Mr Boroujerdi said: “The North Sea Transition Deal achieved during that same period saw the industry commit to reduce emissions by 50% by 2030 but there is work to do.
“With high prices set to prolong late-life infrastructure, electrification or earlier than planned field cessations will be required to meet emissions reduction goals.”
A ‘mixed’ bag
Overall, Mr Kelty says Johnson’s record on energy was “mixed”, with some promising moves that “didn’t go far enough”.
He said: “I believe that he was supportive of the wider energy industry, and this was shown by his encouragement of policies and legislation to get Government to overrule NIMBY council rulings on onshore drilling, and the recognition of the need to utilise domestic reserves after COP26.
“The energy security strategy was a step in the right direction, but it didn’t go far enough – I think pressure should have been put on Centrica to reopen the Rough gas store, and funding could have been provided in the near term to do so.

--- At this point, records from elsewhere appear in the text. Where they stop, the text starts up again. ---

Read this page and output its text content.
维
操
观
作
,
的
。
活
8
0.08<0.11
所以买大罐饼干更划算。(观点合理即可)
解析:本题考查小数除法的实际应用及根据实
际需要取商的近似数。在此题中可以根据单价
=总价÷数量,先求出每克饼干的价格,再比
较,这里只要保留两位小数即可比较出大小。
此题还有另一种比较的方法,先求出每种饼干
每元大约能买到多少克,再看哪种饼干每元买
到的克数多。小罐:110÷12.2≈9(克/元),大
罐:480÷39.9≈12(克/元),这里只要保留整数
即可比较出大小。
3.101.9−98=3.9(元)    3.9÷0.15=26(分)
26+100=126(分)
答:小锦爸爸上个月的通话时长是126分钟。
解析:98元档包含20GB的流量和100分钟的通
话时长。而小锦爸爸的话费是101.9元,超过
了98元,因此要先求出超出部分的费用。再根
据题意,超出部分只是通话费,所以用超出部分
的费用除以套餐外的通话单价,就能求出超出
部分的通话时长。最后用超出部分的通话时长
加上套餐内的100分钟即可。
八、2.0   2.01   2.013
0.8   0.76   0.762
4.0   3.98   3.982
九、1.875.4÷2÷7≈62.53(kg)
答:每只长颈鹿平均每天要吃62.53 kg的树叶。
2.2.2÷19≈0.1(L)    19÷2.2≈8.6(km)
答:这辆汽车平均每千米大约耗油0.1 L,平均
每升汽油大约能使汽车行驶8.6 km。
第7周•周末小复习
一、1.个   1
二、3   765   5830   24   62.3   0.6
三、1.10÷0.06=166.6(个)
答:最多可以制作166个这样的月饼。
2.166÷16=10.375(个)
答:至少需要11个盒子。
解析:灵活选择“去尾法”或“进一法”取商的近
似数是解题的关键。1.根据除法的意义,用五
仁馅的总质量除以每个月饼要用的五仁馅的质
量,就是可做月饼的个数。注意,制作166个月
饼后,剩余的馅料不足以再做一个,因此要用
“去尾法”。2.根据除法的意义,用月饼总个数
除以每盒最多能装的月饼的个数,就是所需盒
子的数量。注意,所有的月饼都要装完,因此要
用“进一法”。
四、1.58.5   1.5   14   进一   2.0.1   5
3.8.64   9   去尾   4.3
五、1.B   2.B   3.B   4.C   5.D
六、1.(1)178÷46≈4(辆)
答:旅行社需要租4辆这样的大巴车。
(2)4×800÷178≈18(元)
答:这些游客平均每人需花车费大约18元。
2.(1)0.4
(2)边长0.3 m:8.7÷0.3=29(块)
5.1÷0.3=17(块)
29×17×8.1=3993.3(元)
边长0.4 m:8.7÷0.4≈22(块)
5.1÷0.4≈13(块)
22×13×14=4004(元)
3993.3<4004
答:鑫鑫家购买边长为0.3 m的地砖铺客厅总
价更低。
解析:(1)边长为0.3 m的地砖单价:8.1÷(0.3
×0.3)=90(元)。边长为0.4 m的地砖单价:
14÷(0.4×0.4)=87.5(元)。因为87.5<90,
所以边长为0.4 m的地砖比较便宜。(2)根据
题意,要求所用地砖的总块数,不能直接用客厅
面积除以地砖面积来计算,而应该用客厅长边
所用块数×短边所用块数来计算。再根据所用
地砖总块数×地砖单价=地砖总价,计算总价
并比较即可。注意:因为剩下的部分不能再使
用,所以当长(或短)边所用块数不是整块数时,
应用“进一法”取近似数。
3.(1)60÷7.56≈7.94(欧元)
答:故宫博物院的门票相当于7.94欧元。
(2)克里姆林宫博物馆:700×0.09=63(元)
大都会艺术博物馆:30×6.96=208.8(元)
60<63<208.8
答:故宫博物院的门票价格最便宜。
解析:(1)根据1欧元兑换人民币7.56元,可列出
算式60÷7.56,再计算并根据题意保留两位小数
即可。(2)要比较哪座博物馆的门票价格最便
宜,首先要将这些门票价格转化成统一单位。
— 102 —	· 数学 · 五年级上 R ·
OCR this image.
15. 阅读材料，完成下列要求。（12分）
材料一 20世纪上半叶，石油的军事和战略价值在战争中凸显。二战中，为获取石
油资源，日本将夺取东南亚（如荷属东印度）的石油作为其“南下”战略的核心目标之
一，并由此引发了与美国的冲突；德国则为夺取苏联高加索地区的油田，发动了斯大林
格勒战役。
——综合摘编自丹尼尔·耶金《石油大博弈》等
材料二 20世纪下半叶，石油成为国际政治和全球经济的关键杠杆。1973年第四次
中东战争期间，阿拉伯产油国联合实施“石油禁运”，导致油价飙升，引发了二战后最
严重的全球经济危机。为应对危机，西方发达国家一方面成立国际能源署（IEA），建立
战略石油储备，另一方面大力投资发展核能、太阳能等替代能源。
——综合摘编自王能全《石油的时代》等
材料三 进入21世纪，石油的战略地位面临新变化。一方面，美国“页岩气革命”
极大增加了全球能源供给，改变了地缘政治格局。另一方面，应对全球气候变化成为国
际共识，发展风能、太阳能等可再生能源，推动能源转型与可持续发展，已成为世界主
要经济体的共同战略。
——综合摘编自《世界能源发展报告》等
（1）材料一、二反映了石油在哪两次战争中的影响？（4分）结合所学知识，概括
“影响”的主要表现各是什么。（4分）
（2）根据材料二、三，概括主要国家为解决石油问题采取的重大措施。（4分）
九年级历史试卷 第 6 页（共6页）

This support could have been clawed back under the EPL anyway.”
The challenges haven’t gone away
Johnson will remain in place as caretaker until a replacement is appointed – the expectation is a new PM will be in place by the Conservative party conference in October.
With that, the starting pistol has been fired on a leadership contest, and a number of names have already been throw into the hat.
Professor Paul de Leeuw, director of RGU’s Energy Transition Institute, has urged whoever takes over the reins to engage with industry to overcome the myriad of challenges facing the UK.
He said: “Irrespective of all the political theatre playing out in UK government at the moment, the challenges associated with the climate emergency, the cost-of-living crisis and ensuring the nation’s energy security haven’t gone away.
“With the upcoming leadership changes, the UK and devolved governments have a real opportunity to turbo charge the delivery of the plans and ambitions already outlined.
“This will ensure that the UK develops an affordable, world class and low carbon energy system, which will provide new and high-quality jobs across the nation.
“Leadership here is key and it would be great to see a continued and high-profile commitment from the new government to work with the energy industry and other stakeholders to set this up for success.”
Melanie Grimmitt, partner and global head of energy at Pinsent Masons, said: “Notwithstanding the current political turmoil, it is critical to the country’s energy security, cost of living crisis and commitments to net zero, that the government continues to drive forward the strategies, policy and legislation required to enable the industry to deliver the increase in lower carbon, lower cost electricity generation required.
“We have seen from the CfD auction results today that there is healthy pipeline of projects coming forward and we must ensure investors continue to see that the UK has a stable political and economic climate and remains an attractive place for energy market investment.”